Denn möglicherweise tut es bisweilen gut zu hören, wie es sein könnte, wenn es so liefe, wie es laufen sollte. Der Argentinier auf dem Stuhl Petri scheint die europäischen Grundwerte tatsächlich stärker verinnerlicht zu haben als jeder europäische Politiker an den Schalthebeln der Macht.
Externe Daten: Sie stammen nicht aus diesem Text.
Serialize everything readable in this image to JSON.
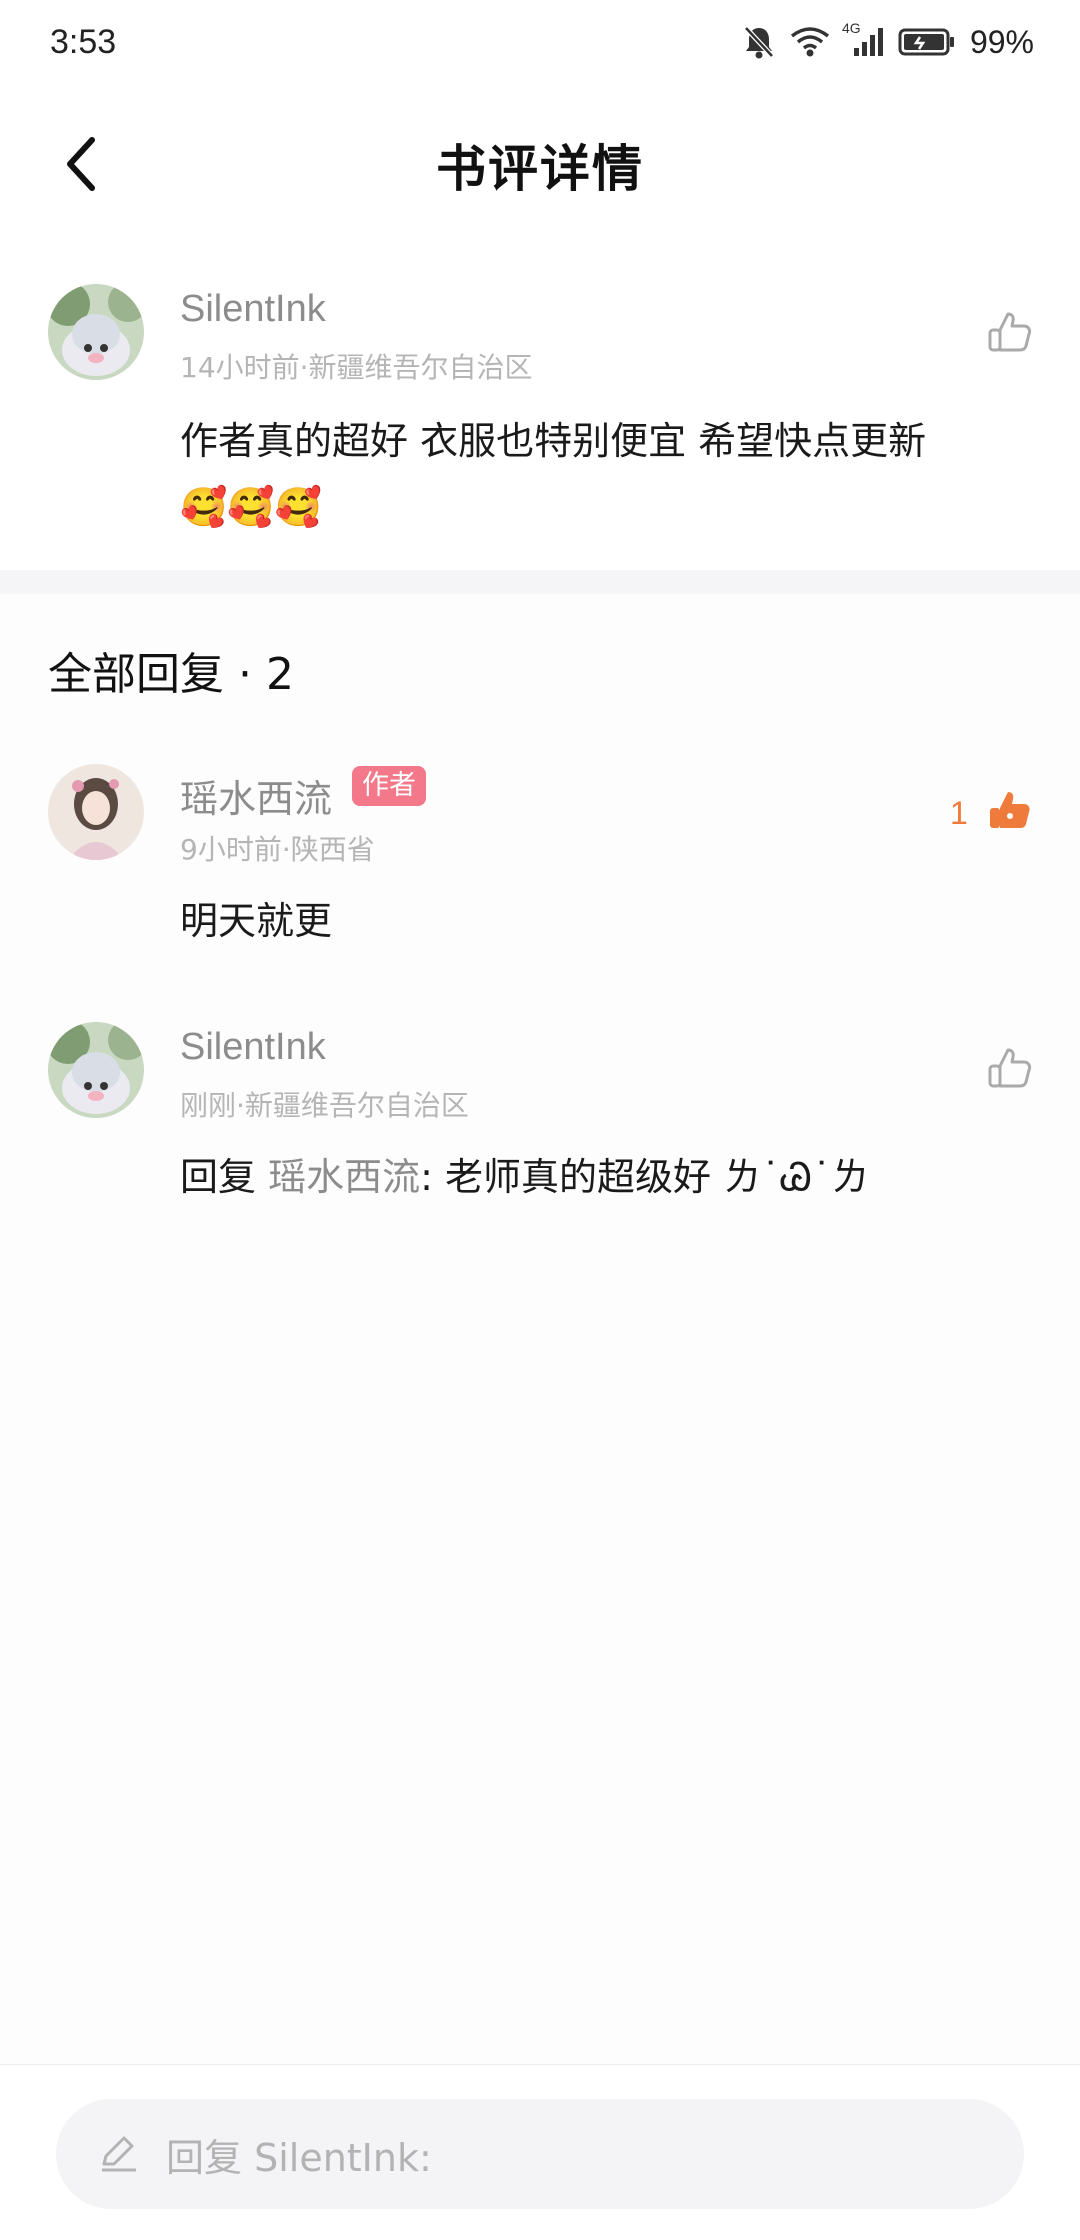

Vielleicht musste jemand "vom anderen Ende der Welt" kommen, um den Europäern ihre Krankheiten zu diagnostizieren. Nur in dieser schonungslosen Diagnose des Papstes gründet die Auszeichnung mit dem Preis, der ursprünglich Verdienste um die Einigung Europas würdigen sollte. Aber - um im Bild zu bleiben - ohne Diagnose gibt es keine Chance auf wirkungsvolle Behandlung, und in diesem Sinne hat Franziskus sich Meriten verdient. Seine Botschaft ist einfach. Europas Grundwerte sind zutiefst christliche, und wenn sich die Europäer dieser Werte besinnen, können sie gemeinsam auch die Migrationsprobleme lösen. Ein auf seinen Grundwerten basierendes Europa könnte gelassen sein, bräuchte keine Angst vor Überfremdung und Islamisierung zu haben. Nebenbei: Der deutsche Kardinal Walter Kasper hat am Freitag in seiner Predigt Fremdenhass als "Todsünde" eingestuft.

Es spricht dennoch wenig dafür, dass aus dem Wunschbild und den Hoffnungen des Papstes in absehbarer Zeit Realität werden kann. Die Politiker werden weiter ihre Realpolitik betreiben - bestenfalls mit schlechtem Gewissen.